何回目に「2」が出るかを決めるのがn通りあるのでn倍する必要があります。

よって

\(\displaystyle p_n=1-\left(\frac{1}{2}\right)^n + \left( \frac{n}{2}+1 \right) \left(\frac{1}{3} \right)^n \)

pn+1-pnの符号を調べる。

\(\displaystyle p_{n+1}-p_n \\ \displaystyle= 1-\left(\frac{1}{2}\right)^{n+1} + \left( \frac{n+1}{2}+1 \right) \left(\frac{1}{3} \right)^{n+1} – 1+\left(\frac{1}{2}\right)^n – \left( \frac{n}{2}+1 \right) \left(\frac{1}{3} \right)^n\\
=\displaystyle -\left(\frac{1}{2}\right)^{n+1} + \left( \frac{n+3}{6} \right) \left(\frac{1}{3} \right)^{n} +\left(\frac{1}{2}\right)^n – \left( \frac{n+2}{2} \right) \left(\frac{1}{3} \right)^n \\
=\displaystyle \left(\frac{1}{2} \right)^{n+1} – \frac{2n+3}{6} \left(\frac{1}{3} \right)^n \)
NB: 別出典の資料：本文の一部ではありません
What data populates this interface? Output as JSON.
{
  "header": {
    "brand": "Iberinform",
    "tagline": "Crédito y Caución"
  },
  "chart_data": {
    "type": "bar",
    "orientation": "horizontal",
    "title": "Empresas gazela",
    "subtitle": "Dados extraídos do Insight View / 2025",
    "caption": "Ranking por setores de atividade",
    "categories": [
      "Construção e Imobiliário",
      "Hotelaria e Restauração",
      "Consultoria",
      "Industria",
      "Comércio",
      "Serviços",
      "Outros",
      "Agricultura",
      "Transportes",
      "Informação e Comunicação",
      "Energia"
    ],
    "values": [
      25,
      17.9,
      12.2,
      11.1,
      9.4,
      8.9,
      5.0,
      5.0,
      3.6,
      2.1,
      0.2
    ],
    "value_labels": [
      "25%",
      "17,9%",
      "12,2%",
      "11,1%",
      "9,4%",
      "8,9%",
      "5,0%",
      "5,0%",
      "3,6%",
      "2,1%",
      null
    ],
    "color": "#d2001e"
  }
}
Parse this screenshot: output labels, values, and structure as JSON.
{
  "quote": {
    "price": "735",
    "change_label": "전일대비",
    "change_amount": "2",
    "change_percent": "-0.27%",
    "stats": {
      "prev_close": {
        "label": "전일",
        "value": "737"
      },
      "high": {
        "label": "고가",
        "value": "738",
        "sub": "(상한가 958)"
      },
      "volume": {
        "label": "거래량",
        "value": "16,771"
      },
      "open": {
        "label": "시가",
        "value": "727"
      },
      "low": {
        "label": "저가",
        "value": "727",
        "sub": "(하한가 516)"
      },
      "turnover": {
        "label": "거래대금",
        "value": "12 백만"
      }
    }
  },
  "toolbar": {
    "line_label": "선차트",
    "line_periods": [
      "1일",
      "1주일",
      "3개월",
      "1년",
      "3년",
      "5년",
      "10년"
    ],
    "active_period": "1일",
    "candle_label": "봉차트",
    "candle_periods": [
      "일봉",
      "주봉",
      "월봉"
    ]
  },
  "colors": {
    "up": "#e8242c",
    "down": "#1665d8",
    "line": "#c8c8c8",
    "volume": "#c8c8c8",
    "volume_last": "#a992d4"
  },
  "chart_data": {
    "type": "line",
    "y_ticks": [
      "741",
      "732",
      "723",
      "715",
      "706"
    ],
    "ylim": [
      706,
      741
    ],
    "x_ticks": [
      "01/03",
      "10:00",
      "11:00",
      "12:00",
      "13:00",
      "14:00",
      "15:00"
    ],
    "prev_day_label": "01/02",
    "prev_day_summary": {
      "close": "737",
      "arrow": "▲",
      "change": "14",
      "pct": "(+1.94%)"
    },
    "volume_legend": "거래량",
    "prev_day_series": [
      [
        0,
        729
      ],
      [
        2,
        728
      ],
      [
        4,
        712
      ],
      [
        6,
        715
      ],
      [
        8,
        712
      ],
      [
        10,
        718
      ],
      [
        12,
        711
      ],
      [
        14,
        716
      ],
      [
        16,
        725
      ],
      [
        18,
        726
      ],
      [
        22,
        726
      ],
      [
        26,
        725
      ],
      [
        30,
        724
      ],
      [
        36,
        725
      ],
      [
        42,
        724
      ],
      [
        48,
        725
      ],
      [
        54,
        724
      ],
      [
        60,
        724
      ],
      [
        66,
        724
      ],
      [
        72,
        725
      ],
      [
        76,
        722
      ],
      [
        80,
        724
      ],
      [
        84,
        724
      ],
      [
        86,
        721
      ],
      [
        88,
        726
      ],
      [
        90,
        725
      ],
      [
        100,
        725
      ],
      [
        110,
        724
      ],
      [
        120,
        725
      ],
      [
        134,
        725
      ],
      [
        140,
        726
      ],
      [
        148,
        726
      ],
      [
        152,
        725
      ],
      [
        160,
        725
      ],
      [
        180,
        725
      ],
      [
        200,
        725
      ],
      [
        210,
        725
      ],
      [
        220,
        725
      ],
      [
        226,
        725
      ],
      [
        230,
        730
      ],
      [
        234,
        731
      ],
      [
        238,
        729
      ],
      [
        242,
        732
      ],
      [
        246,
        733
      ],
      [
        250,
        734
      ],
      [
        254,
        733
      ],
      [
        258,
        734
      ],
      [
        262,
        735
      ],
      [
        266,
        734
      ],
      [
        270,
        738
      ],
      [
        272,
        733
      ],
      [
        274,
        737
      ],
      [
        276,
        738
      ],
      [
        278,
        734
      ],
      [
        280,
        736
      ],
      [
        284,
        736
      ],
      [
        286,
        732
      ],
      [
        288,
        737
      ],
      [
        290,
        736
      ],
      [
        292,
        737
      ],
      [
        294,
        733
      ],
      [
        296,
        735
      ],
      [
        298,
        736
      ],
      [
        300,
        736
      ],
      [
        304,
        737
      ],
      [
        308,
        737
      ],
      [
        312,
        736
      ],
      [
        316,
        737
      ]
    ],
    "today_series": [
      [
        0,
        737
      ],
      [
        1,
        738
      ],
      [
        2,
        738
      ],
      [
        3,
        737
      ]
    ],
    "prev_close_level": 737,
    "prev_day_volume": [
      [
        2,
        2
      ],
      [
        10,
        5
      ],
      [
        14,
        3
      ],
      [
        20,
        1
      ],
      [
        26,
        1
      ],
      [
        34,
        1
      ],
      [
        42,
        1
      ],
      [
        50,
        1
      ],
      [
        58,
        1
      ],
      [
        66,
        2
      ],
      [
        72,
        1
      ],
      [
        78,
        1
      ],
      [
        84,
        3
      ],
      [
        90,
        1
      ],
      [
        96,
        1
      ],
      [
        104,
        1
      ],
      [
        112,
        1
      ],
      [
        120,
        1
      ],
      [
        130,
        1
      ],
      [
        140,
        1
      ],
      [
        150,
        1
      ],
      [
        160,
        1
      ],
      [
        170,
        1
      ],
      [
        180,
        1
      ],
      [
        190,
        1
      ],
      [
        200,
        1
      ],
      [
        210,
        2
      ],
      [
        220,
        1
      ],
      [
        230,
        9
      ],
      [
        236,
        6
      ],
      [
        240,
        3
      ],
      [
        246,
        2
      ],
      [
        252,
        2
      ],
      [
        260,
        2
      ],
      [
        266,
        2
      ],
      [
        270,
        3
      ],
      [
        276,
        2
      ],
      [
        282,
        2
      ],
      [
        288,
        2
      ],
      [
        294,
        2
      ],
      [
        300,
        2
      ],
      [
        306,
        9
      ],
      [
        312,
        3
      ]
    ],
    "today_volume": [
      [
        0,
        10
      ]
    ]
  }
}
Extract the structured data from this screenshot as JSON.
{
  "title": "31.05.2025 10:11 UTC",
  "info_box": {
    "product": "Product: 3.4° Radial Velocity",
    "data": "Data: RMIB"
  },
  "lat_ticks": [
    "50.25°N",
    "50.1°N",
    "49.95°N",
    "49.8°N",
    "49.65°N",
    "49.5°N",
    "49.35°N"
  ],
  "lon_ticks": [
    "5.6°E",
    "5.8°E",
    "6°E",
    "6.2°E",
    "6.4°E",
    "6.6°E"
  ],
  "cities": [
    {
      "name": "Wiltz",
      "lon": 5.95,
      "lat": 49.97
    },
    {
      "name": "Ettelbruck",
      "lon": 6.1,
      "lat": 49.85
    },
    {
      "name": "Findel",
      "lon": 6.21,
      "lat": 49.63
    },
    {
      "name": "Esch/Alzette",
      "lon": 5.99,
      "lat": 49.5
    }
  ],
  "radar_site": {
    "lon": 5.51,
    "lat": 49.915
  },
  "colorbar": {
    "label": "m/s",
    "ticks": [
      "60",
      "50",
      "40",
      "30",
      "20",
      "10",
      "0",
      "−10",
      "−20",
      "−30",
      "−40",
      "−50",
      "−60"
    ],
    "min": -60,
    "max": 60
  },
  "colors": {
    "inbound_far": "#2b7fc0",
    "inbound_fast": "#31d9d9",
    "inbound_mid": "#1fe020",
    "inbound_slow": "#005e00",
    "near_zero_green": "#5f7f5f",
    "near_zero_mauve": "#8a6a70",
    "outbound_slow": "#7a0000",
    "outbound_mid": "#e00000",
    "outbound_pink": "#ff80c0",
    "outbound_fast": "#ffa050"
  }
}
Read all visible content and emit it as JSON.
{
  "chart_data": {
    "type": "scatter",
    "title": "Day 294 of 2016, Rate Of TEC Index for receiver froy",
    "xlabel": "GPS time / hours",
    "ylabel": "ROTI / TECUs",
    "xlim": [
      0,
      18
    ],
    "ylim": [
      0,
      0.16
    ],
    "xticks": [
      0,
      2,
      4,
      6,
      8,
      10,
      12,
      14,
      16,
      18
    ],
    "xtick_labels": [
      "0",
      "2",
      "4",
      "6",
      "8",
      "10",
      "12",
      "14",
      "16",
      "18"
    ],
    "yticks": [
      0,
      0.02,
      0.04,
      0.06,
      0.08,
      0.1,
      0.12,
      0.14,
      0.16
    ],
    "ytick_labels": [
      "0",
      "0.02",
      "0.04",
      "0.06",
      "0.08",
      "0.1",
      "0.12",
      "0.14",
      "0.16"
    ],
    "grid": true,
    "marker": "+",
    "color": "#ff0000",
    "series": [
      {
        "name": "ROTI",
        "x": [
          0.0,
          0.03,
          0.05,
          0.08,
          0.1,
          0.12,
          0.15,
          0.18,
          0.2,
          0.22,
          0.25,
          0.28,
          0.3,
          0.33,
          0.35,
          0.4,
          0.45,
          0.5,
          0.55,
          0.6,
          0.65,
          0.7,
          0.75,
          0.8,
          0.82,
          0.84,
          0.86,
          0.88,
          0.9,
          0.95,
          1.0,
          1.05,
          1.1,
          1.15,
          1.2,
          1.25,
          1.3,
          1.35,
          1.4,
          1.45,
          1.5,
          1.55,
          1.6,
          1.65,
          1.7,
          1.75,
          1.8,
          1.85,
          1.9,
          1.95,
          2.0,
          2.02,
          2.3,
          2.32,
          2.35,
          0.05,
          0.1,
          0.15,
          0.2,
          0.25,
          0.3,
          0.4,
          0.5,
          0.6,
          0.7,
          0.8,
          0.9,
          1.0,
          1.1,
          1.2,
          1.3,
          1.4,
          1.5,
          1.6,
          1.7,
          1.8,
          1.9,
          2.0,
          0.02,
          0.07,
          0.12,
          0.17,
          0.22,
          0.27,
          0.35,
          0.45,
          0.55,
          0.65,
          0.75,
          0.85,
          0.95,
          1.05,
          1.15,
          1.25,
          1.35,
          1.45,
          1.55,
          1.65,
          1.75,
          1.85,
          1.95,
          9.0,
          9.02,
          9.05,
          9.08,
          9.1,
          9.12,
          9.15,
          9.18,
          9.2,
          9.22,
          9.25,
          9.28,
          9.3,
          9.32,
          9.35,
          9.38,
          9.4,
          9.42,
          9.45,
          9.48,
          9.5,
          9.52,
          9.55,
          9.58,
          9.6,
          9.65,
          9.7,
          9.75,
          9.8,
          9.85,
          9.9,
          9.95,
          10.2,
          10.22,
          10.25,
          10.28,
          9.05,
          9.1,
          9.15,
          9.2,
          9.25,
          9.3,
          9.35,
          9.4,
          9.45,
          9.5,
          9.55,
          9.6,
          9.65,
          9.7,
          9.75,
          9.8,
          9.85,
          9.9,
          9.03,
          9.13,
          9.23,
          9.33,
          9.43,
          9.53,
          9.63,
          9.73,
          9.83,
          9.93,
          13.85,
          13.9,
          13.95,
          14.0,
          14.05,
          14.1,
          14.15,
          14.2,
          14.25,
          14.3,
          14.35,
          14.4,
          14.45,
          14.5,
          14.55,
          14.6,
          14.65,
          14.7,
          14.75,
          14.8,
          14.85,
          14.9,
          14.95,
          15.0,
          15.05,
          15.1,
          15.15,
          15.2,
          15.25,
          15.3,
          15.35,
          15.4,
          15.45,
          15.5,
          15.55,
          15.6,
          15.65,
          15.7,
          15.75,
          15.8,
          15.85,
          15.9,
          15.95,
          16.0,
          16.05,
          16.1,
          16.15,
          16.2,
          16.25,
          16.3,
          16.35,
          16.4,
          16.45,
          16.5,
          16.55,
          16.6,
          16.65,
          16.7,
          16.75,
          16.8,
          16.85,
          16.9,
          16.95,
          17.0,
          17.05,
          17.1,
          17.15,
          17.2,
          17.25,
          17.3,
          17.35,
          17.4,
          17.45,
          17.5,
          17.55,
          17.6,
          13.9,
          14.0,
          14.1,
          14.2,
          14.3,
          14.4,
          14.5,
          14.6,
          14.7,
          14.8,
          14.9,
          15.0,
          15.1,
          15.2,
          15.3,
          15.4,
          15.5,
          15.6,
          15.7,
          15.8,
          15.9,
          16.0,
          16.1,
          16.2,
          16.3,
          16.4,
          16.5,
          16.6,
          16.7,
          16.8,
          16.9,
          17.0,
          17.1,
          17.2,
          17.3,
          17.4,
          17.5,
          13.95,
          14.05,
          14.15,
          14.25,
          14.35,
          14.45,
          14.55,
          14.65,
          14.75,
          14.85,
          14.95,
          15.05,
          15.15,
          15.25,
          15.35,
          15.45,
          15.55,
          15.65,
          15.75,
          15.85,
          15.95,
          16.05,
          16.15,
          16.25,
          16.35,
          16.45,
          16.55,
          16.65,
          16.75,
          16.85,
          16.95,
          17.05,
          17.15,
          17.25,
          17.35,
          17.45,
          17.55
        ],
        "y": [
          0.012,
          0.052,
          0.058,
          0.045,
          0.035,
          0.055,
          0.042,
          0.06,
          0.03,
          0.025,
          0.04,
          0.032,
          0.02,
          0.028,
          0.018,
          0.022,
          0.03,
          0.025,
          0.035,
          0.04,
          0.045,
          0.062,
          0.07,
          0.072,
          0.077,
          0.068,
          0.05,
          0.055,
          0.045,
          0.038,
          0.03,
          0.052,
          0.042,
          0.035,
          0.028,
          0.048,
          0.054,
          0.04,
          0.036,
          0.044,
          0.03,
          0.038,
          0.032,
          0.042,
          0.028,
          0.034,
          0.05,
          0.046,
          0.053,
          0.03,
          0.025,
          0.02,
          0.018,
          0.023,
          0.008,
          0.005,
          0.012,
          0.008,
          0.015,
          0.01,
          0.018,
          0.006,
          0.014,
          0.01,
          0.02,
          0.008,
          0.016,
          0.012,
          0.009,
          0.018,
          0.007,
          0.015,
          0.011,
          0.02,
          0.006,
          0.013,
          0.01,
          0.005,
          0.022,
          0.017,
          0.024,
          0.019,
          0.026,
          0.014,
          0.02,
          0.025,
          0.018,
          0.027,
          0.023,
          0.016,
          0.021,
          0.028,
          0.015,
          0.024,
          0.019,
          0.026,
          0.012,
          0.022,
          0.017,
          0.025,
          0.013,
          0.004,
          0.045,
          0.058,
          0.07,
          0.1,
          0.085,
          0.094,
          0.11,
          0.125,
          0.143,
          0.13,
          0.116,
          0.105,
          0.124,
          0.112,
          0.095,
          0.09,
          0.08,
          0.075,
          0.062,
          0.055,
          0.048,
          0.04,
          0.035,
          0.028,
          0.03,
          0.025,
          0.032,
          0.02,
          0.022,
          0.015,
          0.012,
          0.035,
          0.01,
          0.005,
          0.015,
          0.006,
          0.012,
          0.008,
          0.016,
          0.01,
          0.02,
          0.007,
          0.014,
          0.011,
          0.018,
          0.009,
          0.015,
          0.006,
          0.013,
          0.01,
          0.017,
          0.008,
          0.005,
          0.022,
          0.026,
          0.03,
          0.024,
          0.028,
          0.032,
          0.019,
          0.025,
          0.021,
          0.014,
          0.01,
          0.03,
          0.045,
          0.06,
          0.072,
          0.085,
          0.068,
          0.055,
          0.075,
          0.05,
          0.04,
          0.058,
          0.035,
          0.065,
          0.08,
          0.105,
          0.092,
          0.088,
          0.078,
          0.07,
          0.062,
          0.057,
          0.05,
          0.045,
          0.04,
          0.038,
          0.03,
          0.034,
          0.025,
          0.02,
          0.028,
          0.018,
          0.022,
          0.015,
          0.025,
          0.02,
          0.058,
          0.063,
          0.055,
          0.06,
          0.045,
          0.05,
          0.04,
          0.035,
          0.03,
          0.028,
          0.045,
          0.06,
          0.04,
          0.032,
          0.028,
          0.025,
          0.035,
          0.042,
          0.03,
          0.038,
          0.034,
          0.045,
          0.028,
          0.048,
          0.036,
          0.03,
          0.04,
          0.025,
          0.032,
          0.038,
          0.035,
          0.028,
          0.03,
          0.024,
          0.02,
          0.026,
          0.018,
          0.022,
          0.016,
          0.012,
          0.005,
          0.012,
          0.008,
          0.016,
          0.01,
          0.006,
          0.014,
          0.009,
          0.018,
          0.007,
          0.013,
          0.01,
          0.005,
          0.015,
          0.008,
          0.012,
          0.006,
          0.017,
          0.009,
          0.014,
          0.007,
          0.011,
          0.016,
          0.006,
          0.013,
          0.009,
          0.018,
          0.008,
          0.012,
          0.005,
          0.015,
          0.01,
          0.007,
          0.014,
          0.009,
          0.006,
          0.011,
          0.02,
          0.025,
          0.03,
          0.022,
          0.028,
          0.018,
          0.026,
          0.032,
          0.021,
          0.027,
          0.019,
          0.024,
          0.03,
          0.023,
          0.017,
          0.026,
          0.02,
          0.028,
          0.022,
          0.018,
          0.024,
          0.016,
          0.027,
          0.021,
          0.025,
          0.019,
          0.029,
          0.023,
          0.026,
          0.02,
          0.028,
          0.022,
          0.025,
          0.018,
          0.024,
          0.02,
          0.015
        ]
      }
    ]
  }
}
これをqnとおく。qnと0の大小を比較する。qnを6・3n倍すると

\(\displaystyle 6\cdot 3^n q_n = 3 \left( \frac{3}{2} \right)^n – (2n+3) \)

n=1のとき右辺=\(\frac{9}{2}-5 <0 \)

n=2のとき右辺=\(\frac{27}{4}-7<0 \)

n=3のとき右辺=\(\frac{81}{8}-9>0 \)

n≧3のとき\(\displaystyle 3 \left( \frac{3}{2} \right)^n – (2n+3) >0 \)を数学的帰納法で示す。n=3のときはすでに示した。

n=kで成立すると仮定する。つまり

\(\displaystyle 3 \left( \frac{3}{2} \right)^k > 2k+3 \)と仮定するとn=k+1のとき

\(\displaystyle 3 \left( \frac{3}{2} \right)^{k+1} – (2(k+1)+3) \\
>\displaystyle \frac{3}{2}(2k+3)-(2k+5)=k-\frac{1}{2}>0\)

よりn=k+1のときも成立。よって

qn=pn+1-pnはn=1,2のとき負。n≧3のとき正である。

p1>p2>p3<p4<p5<・・・よりn=3で最小値をとる。

ちなみに\(\displaystyle p_3=\frac{209}{216}\)です。